Thursday, May 28, 2009

On God: Why I Believe

Something I always struggle to put into words is why I believe in the existence of but one God. I wasn't raised to believe in Him. At a superficial level, I actually tend to prefer to think as an atheist. I'm definitely a great big sinner by the standards of many religious creeds. But believe I do, and I think, at this moments, I may actually have the words. Hopefully I can get them down before they fly from my mind yet again.

Suppose you were an engineer, and you came across a functioning device of unknown origin. You spent many years studying this device, seeing how all the parts go together, determining the principles by which it operates. However, the one thing you could not get a look at no matter how hard you tried was the power source. The device was clearly self propelling, but the power by which it operates was, for whatever reason, hidden from view. You'd diagrammed the entire thing, but at the heart of the diagram was an empty spot simply labeled "phlebotinum device". No other configuration seemed workable, and any other model you could come up with required a lot of arbitrary adjustments to even function, a bit like the Ptolomeic model of the solar system. In a situation like this, it would be foolish to debate the semantics of what the device should be called, or the existence of the device.

For me, the field is moral philosophy. No, I am not formally trained, but the majority of my life has been spent musing on the subject, whether I believed in God's existence at the time or not. To me, one of the primary functions of scientific thinking is to discover the order in a seemingly chaotic mixture of facts. And so far as I could tell, notions of right and wrong were only questions of seeming, and could not be justified according to any ultimate principle or structure of thought.

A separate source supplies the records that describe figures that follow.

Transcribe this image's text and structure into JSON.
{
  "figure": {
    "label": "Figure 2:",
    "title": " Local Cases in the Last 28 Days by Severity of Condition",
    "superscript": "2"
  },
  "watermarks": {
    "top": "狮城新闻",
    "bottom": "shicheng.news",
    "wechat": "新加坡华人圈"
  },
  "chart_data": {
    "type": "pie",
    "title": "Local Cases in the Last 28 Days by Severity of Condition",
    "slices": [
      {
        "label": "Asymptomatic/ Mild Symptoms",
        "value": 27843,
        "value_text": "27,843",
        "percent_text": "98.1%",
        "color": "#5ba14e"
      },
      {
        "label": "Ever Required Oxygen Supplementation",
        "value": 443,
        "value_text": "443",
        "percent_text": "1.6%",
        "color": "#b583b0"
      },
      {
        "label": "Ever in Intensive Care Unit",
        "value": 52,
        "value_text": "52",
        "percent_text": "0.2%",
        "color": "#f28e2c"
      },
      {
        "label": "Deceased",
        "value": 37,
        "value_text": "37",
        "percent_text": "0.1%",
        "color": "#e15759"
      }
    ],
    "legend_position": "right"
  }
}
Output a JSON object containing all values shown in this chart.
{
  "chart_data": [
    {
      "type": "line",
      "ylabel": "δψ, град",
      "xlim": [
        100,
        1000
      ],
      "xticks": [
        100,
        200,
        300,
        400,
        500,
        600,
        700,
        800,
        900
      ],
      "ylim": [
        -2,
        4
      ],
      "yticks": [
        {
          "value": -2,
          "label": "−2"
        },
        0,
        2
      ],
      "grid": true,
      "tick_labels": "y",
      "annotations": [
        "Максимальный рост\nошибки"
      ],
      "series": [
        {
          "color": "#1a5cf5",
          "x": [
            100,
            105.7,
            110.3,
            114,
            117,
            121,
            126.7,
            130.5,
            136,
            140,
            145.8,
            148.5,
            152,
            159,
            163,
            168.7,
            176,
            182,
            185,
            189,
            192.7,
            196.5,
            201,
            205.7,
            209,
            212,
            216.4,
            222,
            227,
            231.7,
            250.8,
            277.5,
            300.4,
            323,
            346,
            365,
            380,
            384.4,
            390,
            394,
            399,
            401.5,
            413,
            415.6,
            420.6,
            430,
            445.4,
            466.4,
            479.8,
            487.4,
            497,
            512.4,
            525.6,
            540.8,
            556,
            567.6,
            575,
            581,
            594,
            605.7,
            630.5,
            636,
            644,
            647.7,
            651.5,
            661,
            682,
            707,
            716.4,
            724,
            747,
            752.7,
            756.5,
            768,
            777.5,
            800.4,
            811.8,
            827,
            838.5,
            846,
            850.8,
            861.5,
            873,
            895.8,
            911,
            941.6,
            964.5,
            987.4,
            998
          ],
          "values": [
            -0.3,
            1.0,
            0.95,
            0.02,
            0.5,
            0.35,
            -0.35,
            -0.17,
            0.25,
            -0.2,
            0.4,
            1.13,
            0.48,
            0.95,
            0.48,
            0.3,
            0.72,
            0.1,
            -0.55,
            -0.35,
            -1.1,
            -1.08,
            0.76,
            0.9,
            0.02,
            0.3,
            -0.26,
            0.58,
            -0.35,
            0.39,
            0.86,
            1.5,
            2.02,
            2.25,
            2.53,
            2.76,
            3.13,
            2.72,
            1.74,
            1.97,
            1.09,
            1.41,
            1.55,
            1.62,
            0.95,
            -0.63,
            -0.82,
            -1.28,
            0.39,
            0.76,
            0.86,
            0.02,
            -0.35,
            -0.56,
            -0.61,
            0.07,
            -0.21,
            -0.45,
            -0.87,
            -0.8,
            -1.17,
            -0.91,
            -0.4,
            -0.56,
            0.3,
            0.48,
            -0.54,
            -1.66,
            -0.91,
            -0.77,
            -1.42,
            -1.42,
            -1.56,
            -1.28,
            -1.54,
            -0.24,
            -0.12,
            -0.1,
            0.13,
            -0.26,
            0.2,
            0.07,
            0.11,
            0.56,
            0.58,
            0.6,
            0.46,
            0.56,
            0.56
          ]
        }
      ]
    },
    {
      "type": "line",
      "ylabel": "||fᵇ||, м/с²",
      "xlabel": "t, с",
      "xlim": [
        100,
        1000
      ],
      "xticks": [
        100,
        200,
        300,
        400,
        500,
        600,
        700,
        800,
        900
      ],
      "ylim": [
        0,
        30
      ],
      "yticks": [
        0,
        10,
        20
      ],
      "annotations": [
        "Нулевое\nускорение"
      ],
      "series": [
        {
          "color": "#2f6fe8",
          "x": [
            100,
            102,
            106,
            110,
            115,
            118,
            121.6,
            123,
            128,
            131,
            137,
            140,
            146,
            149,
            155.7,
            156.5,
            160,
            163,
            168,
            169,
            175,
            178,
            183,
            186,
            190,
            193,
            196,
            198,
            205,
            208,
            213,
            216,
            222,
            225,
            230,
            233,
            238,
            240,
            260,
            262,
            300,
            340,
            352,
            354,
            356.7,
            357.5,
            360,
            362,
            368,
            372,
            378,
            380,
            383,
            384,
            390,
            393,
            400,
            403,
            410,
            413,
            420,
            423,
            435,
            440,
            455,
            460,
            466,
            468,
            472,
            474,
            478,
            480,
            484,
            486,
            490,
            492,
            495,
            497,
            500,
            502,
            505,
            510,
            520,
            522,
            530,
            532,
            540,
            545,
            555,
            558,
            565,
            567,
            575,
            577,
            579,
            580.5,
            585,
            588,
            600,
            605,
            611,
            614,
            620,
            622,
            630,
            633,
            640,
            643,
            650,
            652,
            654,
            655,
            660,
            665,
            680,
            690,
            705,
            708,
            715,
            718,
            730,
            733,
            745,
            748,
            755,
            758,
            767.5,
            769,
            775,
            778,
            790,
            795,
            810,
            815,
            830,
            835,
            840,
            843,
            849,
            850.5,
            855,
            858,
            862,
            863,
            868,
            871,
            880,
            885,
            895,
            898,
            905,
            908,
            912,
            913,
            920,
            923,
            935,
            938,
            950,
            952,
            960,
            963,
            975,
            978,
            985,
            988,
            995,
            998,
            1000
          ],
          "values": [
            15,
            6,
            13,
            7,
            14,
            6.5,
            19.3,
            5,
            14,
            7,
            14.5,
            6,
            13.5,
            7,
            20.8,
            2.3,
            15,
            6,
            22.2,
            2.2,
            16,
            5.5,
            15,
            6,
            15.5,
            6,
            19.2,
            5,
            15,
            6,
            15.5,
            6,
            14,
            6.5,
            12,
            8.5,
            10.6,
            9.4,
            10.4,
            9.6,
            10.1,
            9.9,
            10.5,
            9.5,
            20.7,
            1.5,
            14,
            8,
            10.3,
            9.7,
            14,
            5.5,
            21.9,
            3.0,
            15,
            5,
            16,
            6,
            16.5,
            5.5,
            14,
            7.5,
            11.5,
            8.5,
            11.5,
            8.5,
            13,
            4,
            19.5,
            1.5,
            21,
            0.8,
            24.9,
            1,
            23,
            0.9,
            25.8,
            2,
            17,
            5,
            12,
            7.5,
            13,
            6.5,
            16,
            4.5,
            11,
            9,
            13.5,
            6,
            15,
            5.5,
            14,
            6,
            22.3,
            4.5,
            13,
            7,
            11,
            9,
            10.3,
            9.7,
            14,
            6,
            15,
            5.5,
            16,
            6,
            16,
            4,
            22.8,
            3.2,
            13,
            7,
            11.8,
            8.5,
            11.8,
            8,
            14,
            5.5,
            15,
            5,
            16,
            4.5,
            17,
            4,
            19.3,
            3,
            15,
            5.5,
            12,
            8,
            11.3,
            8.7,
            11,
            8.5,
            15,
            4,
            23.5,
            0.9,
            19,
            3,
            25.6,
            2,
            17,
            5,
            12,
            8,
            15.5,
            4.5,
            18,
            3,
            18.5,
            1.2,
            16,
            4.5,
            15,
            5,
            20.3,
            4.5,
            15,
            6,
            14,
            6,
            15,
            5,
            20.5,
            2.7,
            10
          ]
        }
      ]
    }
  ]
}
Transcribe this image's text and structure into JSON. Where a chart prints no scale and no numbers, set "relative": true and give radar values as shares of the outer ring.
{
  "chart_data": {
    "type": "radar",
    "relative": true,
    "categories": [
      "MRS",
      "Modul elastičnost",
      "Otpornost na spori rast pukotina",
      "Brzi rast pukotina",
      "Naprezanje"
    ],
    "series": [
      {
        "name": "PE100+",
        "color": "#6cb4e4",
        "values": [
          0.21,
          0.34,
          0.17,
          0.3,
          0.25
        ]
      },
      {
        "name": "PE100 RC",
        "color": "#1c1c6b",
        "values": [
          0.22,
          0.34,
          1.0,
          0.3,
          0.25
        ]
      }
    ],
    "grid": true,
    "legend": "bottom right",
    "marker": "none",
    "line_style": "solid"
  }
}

Ultimately, right and wrong were purely matters of either futile and circular reasonings, or assertion.

And nobody asserts that more than the more traditional, less thoughtful believers... but ironically, the time I spent trying my best to be as religious as possible, attending church and reordering my thoughts to account for His existence, brought a spark of order to all these chaotic musings. For though in the short term, submission to a written code and a social order (so far as I was able... I've never been good at submitting to social order) brought me a brief reprieve from my own crisis of morality, in the long term, the "God" principle became the "phlebotinum device" at the core of my own moral structure.

(Note that I recognize that this "God principle" is not God himself, but rather a memetic structure that fits into the only consistent memetic structure I have ever run across. I do not worship this principle; that would be idolatrous. Indeed, I do not ordinarily worship, unless my wonder at the brief flashes of insight this principle enables me to have counts. I say this not to brag, but more as a confession.)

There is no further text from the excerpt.